金叹被这突然失去的温暖给吓了一跳,好半晌,才压下了涌到面上的失落感,低低应了一声:“呐……哥,真是抱歉。”

宗龚之挑眉,刚想再教训几句,就在这时,金发碧眼的医生带着几个护士敲门走了进来,对他点头示意了下,就熟练地分工对金叹进行各种检查和询问。

不想打扰到医生的动作,宗龚之立马知趣地站起身来走到了门口处,背靠着墙,就这样注视着一脸茫然和失落的金叹被各个专家仔细盘查。

宗龚之忍不住长叹了口气。

——

洛杉矶

清晨,不过七点左右的功夫,金灿灿的太阳已经挂上了远方的天空。柔和的光线再一次透过洁净的玻璃照亮了整个病房,可依旧照不亮病床上大睁着无神的眼睛的病人的心房。

病人是金叹。

他正面朝着窗户抱着膝盖坐着。压在腿上往大开的窗户外望着的曾经风靡了洛杉矶圣莫妮卡海滩的阳光活力的英俊面孔现在完全没了昔日的帅气,嘴唇干裂,脸色青白。

他就这样独自在这个房间里坐了一天一夜,丝毫不动。

不是没有人来劝过他。先不说医生护士怎么危言耸听,光是和他关系很好的李恩荣李叔以及他的朋友Jim在昨天早上见到他这个状态起就一直在一旁苦口婆心地劝着,就差下跪了,可他还是不闻不动,并且滴水不沾。

医生担忧地打电话汇报金元,说如果不是点滴还打着,人都指不定晕厥了过去。

里边的人如此纹风不动地呆着,外边的人可不一样,急得一直在门外转圈圈。

说好的八点呢,怎么人还没到啊?

一边喃喃自语着,一边这样焦急地等啊等,一道修长的身影终于在视野里漏了点踪迹。

来人身上穿着简单的白衬衫及灰色西装,发型有些凌乱,却依然不掩帅气,不是宗龚之还能是谁?
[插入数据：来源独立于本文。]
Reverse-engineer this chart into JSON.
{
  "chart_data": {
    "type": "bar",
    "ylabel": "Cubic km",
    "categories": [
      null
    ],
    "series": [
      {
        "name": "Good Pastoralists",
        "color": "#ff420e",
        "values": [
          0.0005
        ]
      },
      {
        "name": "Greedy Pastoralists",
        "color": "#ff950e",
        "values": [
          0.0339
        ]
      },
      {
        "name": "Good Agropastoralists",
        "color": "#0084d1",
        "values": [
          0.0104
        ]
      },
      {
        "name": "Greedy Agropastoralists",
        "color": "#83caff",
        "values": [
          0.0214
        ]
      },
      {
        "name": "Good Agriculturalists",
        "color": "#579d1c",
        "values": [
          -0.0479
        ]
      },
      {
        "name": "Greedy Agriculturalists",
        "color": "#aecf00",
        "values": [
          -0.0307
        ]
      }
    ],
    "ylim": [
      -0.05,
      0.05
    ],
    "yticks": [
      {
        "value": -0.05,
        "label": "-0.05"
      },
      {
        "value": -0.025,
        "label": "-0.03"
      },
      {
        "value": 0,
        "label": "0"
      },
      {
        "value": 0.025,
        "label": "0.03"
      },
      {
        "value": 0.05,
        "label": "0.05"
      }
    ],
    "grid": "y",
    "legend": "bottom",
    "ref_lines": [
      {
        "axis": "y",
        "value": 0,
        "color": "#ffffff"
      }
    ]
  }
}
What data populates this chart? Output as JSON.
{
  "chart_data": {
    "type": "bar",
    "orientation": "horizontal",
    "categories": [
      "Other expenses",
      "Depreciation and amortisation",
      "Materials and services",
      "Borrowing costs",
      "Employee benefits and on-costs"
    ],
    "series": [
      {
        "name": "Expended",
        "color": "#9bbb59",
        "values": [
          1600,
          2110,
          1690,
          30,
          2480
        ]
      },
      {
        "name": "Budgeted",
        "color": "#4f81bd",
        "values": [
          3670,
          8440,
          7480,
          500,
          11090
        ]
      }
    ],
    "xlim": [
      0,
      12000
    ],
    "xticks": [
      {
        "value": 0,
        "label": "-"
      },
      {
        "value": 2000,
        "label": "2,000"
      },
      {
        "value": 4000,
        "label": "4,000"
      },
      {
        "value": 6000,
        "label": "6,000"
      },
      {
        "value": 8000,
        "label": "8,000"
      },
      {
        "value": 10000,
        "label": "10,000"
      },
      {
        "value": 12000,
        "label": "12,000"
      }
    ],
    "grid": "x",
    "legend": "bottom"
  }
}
终于等到来人的李恩荣压根不考虑自己的年纪,直接小跑上前,充满欣喜地说道:“元少爷,您终于来了啊!你赶紧进去看看阿叹吧……阿叹,阿叹已经有一天一夜没吃任何东西,也没休息了。”

只见宗龚之听完,疲惫不掩的面色顿时冰冷了下来。

“什么意思?一天一夜不吃不喝!你们就不劝他吗?”

李恩荣赶忙道:“元少爷,我们怎么可能没劝呢?可是阿叹他不听啊!他一起来发现您离开了,就有点生气;后来我们说您回韩国一天就回来,结果你第三天才回来。从昨天早上起,他就那样不吃不喝地坐着。医生说可能是失明带来的情绪波动,都打算给他打镇定剂,可是阿叹说不允许别人靠近他,如果接近,就把点滴给拔掉,甚至拿跳楼威胁!”

“……他金叹可真给我长出息!”

冷冰冰的话语一落下,他人已经推开了病房的门,脚步无声地走了进去。

——

听到房门被打开的声音,金叹依然一点反应也没有。

他还是睁着眼,呆呆地看着窗外。即使他现在什么都看不见。

宗龚之本来升到顶点的怒气值,在真的亲眼见到金叹眼下的状态时,忽然莫名其妙的平息了下来。

他慢慢走近金叹,却没有故意掩去自己的呼吸声。

现在已经是距离车祸发生后的第十五天。在这十五天里,确认金叹是脑袋内淤血压着视觉神经导致的失明,可是没法手术治疗,只能依靠药理慢慢调理。也因此,为了金叹的心里健康以及让还没治疗好的其他伤能处于一个好的治疗状况下,金会长大人大手一挥,就决定了让金元留在洛杉矶照顾。

当然,也不是说要夺了【金元】的社长身份。

金会长的意思是,宗龚之要两边兼顾,小事可以在洛杉矶解决,大事就要飞回韩国。

这一次,宗龚之就是因为要开一次全体会议报告而回的首尔。原本确实是认为能一天来回,可是刚好来拜访的郑迟淑说到了婚约的事,所以又多逗留了一天。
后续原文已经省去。